Oh, Holy Moment, wait--It's Reb! Don't you remember me?
I don't often shout out loud in the middle of a Starbucks. But I had to make an exception because:
It had been a good long while since I'd met any holy Mo'...and two five-pound scales had just dropped from my eyes. I'd done some shocking Googling with hopes of finding some usable quotes from my Kelley Wilde books to help promote my ebooks. I knew I'd had a few good ones, especially from Fangoria ('Kelley Wilde is the most original stylist working in the genre today'), the Atlanta Constitution, etc. But I didn't have any copies of those dear dead novels on hand. Mementos of the Glory Days, lost in a cross-country move. Therefore, I Googled and--
Well, blow me down. And shoot me for a billy goat if I hadn't received some of the worst reviews ever committed to paper. I hadn't been aware of them, caught up in the award I'd won and my hot sense of destiny. My stomach lurched--
not because the slams were vicious. But rather because, for the most part, the reviewers were right on the money: I'd developed certain tics--the worst of them being comic book-sound effects to spare me the need for description: SWOOSH! KABLAM! And then, to help me write more quickly while working a couple of jobs--in the midst of a post-divorce breakdown--I surrendered to James Pattersonitis: one sentence paragraphs, two-page chapters, etc.

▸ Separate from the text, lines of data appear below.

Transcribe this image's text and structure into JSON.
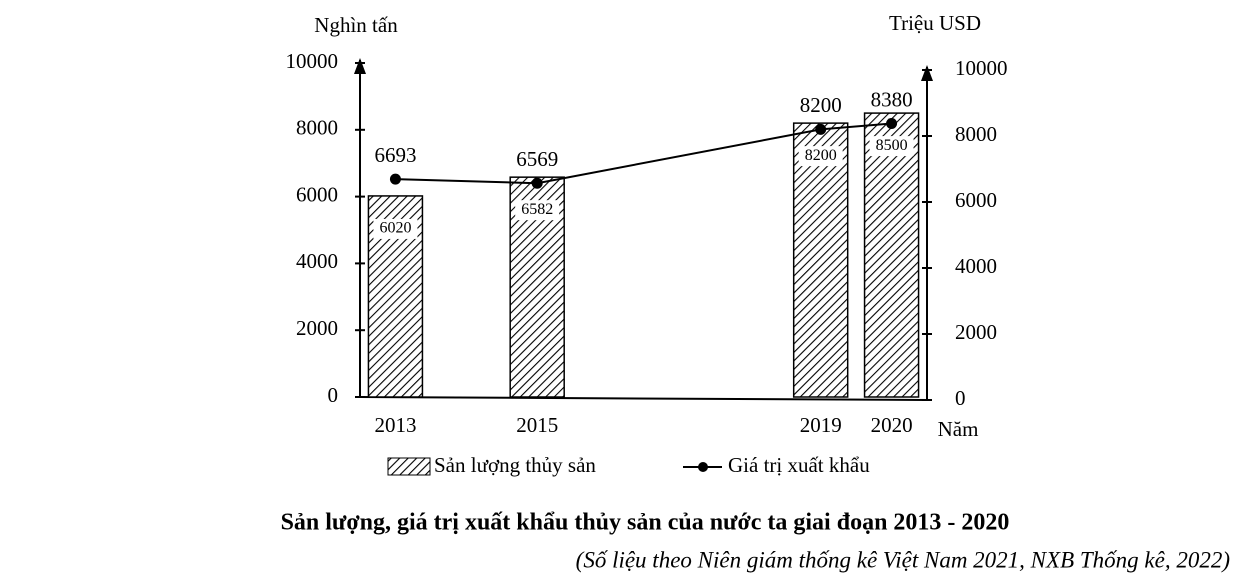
{
  "chart_data": {
    "type": "bar",
    "title": "Sản lượng, giá trị xuất khẩu thủy sản của nước ta giai đoạn 2013 - 2020",
    "subtitle": "(Số liệu theo Niên giám thống kê Việt Nam 2021, NXB Thống kê, 2022)",
    "ylabel": "Nghìn tấn",
    "y2label": "Triệu USD",
    "xlabel": "Năm",
    "x": [
      2013,
      2015,
      2019,
      2020
    ],
    "xlim": [
      2012.5,
      2020.5
    ],
    "xticks": [
      2013,
      2015,
      2019,
      2020
    ],
    "ylim": [
      0,
      10000
    ],
    "yticks": [
      0,
      2000,
      4000,
      6000,
      8000,
      10000
    ],
    "y2lim": [
      0,
      10000
    ],
    "y2ticks": [
      0,
      2000,
      4000,
      6000,
      8000,
      10000
    ],
    "series": [
      {
        "name": "Sản lượng thủy sản",
        "type": "bar",
        "color": "#000000",
        "values": [
          6020,
          6582,
          8200,
          8500
        ]
      },
      {
        "name": "Giá trị xuất khẩu",
        "type": "line",
        "axis": "y2",
        "color": "#000000",
        "values": [
          6693,
          6569,
          8200,
          8380
        ]
      }
    ]
  }
}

But I cried out to the Holy Mo' because I had been freed at last: from any sense of my past work as being a lost Eden. The four books were my apprenticeship and, like most apprenticeships, they were filled with pratfalls. I'd said goodbye to those books in my head. Now, suddenly, in a sunburst of pain, I said goodbye to them all in my heart.
Do I regret my past work? Not at all. I look forward to taking what I learned on to higher ground.